Metropolitan Opera, 12 mai
Cette mise en scène de Don Giovanni, coproduite avec l’Opéra National de Paris, marque les débuts, au Metropolitan Opera, d’Ivo van Hove. Ce que l’on voit ne diffère pas de ce que Michel Parouty avait décrit, lors de sa création, au Palais Garnier, en juin 2019 (voir O. M. n° 153 p. 64 de septembre), sinon par des touches d’humour davantage présentes, notamment chez la Donna Elvira d’Ana Maria Martinez, incarnée avec énormément de verve.
Le résultat final ne dissipe pas tous nos doutes, loin de là, mais il faut le reconnaître : on a toujours vu moins bien, dans la maison, depuis le retrait de la production de référence, signée Herbert Graf et Eugene Berman, qui a tenu l’affiche de 1957 à 1984.
L’un des intérêts majeurs du spectacle est, évidemment, les premiers pas de Nathalie Stutzmann dans la fosse du Met. Bien connue aux États-Unis dans l’univers symphonique (elle est directrice musicale de l’Atlanta Symphony Orchestra et cheffe principale invitée du Philadelphia Orchestra), la Française a parfaitement relevé le défi : direction claire, faisant constamment avancer la musique, avec des tempi serrés mais toujours pertinents, qui mettent en confiance les instrumentistes. Les nombreux applaudissements reçus du public, comme des chanteurs, sont la juste reconnaissance de l’une des meilleures baguettes entendues au Met, depuis le début de la saison 2022-2023.
Grand habitué de Don Giovanni dans la maison (trente-neuf représentations depuis 2003), Peter Mattei, à 58 ans, demeure un miracle de charme, de fraîcheur, de legato et de nuances.
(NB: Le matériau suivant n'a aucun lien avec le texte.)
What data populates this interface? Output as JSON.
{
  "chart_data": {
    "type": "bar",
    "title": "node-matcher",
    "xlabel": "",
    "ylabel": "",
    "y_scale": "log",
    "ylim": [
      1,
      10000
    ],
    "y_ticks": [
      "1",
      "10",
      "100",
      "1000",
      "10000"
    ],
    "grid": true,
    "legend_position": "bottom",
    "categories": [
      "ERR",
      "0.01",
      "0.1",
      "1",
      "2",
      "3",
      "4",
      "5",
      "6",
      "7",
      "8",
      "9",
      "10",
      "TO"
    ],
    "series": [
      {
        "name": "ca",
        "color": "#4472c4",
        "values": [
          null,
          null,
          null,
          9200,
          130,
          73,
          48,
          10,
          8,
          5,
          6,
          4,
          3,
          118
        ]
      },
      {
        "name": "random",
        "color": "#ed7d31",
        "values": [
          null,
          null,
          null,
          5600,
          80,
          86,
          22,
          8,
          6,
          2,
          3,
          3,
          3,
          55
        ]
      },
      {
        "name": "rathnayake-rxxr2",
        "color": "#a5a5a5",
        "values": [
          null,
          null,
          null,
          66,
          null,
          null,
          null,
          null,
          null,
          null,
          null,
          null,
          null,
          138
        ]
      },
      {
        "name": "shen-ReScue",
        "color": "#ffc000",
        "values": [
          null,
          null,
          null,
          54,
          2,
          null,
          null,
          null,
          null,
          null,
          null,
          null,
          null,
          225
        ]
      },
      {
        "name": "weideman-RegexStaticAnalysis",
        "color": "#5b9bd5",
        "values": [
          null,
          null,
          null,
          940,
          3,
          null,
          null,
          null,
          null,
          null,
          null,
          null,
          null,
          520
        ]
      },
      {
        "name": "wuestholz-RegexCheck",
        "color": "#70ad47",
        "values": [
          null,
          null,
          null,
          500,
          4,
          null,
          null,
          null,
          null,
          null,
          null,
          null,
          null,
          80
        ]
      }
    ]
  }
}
Le baryton suédois domine la soirée, aux côtés d’Ana Maria Martinez, Donna Elvira au timbre sombre et au phrasé remarquablement varié, qui se joue de tous les obstacles du rôle, du moins jusqu’au redoutable « Mi tradi » qui la met à l’épreuve, comme presque toutes ses consœurs.
D’abord Masetto, en 2015, Adam Plachetka est passé à Leporello, en 2019. Il connaît son affaire, mais reste un médiocre chanteur, dont l’émission brutale et engorgée déséquilibre chacune de ses interventions. Le Masetto d’Alfred Walker, attaché au Met depuis de longues années, paraît trop vieux auprès de sa jeune Zerlina, mais l’alchimie opère quand même. Ying Fang, il est vrai, avec sa voix de cristal, délivre un « Vedrai, carino » d’anthologie !
Comme en 2022, lors du transfert de la production à l’Opéra Bastille, Alexander Tsymbalyuk campe un Commandeur impressionnant de profondeur et d’autorité dramatique. Federica Lombardi et Ben Bliss, enfin, dans une forme vocale étincelante, forment un couple Donna Anna/Don Ottavio, dont l’intimité physique ressort avec beaucoup plus d’évidence que dans la plupart des mises en scène de l’ouvrage.